Trump chce ułaskawienia

W wywiadzie dla NBC News Trump zapowiedział również, że pierwszego dnia prezydentury podejmie działania zmierzające do ułaskawienia uczestników zamieszek biorących udział w ataku na Kapitol z 6 stycznia 2021 roku.

Dodał, że mogą pojawić się "pewne wyjątki" od ułaskawienia, jeśli poszczególne osoby zachowywały się "radykalnie" lub "wariacko" podczas szturmu na siedzibę Kongresu USA, w wyniku którego śmierć poniosło pięć osób, a ponad 140 policjantów zostało rannych.

Trump jednocześnie skrytykował ściganie jego zwolenników, które uznał za "skorumpowane" i nie wykluczył ułaskawienia ponad 900 oskarżonych, którzy już przyznali się do winy, w tym osób oskarżonych o agresywne zachowanie podczas wydarzeń z 6 stycznia 2021 roku. - Przyjrzę się wszystkiemu. Przyjrzymy się indywidualnym przypadkom – zapowiedział Trump.

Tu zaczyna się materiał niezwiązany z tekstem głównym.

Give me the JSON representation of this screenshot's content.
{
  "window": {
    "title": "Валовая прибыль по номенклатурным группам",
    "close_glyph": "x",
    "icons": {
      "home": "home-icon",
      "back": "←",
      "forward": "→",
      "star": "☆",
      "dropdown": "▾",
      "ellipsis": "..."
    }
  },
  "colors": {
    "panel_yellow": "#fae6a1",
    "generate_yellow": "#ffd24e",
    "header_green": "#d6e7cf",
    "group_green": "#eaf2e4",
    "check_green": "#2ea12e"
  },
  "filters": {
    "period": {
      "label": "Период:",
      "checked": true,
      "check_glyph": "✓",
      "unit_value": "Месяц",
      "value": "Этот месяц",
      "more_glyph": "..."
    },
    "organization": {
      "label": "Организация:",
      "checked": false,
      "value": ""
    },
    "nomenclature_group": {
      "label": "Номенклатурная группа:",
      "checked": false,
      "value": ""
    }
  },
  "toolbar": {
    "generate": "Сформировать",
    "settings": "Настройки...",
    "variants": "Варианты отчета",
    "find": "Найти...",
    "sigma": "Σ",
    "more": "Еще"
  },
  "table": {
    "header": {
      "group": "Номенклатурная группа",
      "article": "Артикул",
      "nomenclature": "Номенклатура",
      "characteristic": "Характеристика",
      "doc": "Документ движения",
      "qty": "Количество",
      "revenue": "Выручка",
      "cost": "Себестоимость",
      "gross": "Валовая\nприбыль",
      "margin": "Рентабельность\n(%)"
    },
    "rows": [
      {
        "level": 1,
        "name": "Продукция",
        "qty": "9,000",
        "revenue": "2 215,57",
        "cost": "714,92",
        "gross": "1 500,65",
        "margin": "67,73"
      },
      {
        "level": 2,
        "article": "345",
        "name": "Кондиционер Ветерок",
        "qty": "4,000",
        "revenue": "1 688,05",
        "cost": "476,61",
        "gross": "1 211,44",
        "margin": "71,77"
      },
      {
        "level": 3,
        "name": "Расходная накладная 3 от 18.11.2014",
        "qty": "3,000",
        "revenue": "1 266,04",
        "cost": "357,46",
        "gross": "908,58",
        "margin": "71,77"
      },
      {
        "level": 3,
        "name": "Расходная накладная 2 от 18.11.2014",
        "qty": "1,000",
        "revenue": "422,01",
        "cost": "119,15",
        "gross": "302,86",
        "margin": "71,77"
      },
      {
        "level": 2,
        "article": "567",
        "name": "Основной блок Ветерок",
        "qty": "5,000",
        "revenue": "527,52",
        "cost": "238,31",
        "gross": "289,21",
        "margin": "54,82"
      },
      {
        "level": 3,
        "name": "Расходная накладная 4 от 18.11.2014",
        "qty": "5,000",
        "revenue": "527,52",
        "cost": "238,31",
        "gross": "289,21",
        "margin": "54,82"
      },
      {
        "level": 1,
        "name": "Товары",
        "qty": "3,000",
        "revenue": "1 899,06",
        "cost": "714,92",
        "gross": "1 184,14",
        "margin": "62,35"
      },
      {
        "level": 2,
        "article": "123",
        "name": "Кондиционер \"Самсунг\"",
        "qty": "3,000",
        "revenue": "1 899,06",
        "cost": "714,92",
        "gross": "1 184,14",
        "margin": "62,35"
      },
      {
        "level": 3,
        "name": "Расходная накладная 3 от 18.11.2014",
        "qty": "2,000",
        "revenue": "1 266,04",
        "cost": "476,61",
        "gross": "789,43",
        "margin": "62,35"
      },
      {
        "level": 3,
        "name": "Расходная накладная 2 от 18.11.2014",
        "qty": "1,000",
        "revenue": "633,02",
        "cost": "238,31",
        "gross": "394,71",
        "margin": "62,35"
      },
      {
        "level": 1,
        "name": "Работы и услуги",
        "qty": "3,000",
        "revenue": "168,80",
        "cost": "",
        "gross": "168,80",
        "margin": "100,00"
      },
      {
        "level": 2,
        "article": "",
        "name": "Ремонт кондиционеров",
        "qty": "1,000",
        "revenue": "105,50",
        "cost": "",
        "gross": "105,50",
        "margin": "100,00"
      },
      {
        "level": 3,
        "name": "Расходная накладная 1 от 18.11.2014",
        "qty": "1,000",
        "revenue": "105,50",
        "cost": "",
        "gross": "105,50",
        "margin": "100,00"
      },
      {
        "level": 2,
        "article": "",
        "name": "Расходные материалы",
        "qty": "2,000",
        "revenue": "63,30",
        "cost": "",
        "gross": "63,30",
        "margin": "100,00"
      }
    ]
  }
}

6 stycznia 2021 roku zwolennicy Donalda Trumpa przeprowadzili atak na KapitolArchiwum Reuters

Reuters zwraca uwagę, że na korzyść Trumpa w tej kwestii działa niedawna decyzja Joe Bidena o ułaskawieniu jego syna, Huntera. Prezydent USA zdecydował się na taki krok tłumacząc, że jego syn padł ofiarą prześladowań politycznych. Według agencji jest to argument, którego Trump prawdopodobnie użyje, aby usprawiedliwić masowe ułaskawienia swoich sympatyków.